CONCORD, N.H. (AP) — Two women from Maine say they were “one bad event away from complete disaster” during their terrifying ordeal in an ice storm thousands of feet atop a Colorado peak.
Thirty-two-year-old Connie Yang and 33-year-old Suzanne Turell, both of York, Maine, say they took advantage of a break in the storm atop the 14,200-foot Longs Peak. They hiked down a gully into a valley to escape the bad weather.
That was after they endured the previous night of rough weather, when they desperately tried to stay awake to keep snow from collapsing their tent as the storm raged around them.
The next morning brought a lightning storm that lit up their tent and, they said, illuminated the number of life-threatening situations they were facing.
“If our tent ripped away in the wind or the poles broke or we got caught in a flash flood or broke an ankle, it could be the end,” they wrote in a four-page email sent to friends and shared with The Associated Press. They said they were already exhausted from a sleepless night, making it even more difficult to keep warm.
Conditions were worsening, as ice coated their high-elevation location, and visibility was “non-existent.”
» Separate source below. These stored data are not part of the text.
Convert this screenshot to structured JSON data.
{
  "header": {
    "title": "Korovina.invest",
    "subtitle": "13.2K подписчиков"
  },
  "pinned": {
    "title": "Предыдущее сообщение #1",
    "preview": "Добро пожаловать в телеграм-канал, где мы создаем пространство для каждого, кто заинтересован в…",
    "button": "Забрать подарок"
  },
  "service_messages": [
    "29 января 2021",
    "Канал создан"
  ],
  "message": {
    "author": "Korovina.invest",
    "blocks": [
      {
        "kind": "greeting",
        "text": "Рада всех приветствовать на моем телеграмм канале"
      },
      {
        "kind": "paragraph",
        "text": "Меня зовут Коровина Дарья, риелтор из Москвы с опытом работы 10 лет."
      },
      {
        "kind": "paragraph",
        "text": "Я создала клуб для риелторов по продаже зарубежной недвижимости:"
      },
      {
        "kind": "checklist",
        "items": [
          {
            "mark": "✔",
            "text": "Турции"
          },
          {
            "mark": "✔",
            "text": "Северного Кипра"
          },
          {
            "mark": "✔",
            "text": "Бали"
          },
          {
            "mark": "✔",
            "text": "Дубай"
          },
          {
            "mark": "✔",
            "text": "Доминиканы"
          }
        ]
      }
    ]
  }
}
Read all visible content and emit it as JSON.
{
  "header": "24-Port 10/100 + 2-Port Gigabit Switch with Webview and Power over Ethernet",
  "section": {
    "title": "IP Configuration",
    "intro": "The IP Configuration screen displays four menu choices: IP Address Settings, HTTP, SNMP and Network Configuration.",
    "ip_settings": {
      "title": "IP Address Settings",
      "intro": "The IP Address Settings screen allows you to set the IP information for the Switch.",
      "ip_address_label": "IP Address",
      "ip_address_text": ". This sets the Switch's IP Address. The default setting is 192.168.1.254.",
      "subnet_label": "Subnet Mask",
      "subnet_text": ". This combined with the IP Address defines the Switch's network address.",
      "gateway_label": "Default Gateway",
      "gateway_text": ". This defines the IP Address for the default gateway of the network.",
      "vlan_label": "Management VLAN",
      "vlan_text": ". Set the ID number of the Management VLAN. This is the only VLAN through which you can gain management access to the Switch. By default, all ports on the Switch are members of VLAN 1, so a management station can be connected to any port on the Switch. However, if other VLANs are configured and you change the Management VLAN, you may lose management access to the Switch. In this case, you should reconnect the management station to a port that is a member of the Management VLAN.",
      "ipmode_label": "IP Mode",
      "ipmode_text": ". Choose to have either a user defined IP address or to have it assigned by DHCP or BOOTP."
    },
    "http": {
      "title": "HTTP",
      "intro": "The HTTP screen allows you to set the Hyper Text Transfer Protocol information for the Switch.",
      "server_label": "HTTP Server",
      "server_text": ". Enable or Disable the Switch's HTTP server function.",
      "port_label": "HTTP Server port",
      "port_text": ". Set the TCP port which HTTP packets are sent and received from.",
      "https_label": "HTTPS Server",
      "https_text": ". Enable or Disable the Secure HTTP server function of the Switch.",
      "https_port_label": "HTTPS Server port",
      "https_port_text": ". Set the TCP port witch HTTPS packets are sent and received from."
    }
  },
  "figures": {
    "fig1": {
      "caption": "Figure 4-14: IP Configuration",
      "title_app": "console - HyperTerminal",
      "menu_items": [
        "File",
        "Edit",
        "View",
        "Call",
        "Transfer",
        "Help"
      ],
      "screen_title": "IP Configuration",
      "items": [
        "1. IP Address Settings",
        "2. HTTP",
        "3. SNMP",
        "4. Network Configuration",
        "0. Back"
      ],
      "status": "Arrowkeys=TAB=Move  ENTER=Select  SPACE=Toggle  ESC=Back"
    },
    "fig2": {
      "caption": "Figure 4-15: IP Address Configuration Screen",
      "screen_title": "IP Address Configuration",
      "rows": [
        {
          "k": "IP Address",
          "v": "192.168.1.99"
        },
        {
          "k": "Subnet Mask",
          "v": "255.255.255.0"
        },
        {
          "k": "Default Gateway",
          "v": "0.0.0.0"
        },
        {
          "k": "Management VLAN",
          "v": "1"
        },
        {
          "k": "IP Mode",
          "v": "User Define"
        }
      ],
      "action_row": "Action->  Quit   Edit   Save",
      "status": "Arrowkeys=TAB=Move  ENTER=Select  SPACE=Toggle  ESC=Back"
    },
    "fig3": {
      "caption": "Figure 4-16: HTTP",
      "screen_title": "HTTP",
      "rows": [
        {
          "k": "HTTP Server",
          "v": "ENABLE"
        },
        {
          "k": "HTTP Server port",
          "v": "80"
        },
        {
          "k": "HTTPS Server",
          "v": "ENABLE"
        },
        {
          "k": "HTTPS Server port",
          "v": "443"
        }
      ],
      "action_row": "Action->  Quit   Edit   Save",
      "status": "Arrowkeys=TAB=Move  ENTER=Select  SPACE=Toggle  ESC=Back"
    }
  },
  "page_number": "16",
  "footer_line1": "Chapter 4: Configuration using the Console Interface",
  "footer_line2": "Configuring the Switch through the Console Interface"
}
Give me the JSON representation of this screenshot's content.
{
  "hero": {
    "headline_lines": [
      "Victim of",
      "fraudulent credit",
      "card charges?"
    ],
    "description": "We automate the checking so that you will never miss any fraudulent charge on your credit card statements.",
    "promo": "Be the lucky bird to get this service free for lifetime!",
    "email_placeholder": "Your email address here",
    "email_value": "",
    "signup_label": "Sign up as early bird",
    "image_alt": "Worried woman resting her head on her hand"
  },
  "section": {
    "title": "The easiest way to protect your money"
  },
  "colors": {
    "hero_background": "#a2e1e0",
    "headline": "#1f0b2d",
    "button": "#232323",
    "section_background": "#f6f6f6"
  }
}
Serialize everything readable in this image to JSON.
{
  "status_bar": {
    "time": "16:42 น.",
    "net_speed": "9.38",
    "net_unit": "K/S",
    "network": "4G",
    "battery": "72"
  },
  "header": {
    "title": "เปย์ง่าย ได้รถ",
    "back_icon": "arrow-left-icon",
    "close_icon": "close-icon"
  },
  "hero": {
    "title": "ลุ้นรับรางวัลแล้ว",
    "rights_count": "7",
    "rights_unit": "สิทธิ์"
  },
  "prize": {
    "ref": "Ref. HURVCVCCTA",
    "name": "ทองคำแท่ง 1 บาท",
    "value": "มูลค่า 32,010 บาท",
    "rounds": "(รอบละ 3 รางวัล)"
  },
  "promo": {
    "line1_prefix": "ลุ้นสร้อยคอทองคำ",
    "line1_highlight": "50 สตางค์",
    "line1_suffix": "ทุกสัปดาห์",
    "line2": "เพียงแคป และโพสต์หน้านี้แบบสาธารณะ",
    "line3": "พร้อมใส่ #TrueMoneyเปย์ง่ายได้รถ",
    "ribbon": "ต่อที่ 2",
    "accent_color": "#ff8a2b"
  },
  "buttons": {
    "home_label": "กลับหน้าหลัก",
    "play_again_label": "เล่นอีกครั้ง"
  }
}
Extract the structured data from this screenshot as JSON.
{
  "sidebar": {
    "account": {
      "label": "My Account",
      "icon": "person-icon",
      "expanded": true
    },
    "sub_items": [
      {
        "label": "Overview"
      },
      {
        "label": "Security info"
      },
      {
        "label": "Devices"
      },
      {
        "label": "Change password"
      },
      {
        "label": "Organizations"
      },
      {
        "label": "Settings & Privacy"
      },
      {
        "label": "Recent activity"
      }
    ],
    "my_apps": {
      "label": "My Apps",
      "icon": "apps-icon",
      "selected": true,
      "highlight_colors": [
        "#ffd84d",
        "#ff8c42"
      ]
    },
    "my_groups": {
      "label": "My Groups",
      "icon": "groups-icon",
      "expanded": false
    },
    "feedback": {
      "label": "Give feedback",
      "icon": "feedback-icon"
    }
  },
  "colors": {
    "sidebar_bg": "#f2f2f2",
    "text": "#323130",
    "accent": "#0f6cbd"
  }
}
The two are experienced hikers. Both work at NEMO Equipment, an outdoor sporting goods manufacturer in Dover. Yang is director of engineering, and Turell heads the product design team.
They had worked with Rocky Mountain State Park staff to coordinate their seven-day hike and plan for the weather, which was predicted to range between 40-80 degrees, with the possibility of thunderstorms each day. They began the hike Sept. 6.
The weather took a turn for the worse on the third day of the hike, with thunderstorms increasing in intensity throughout the day. Cloud cover rendered their GPS unreliable.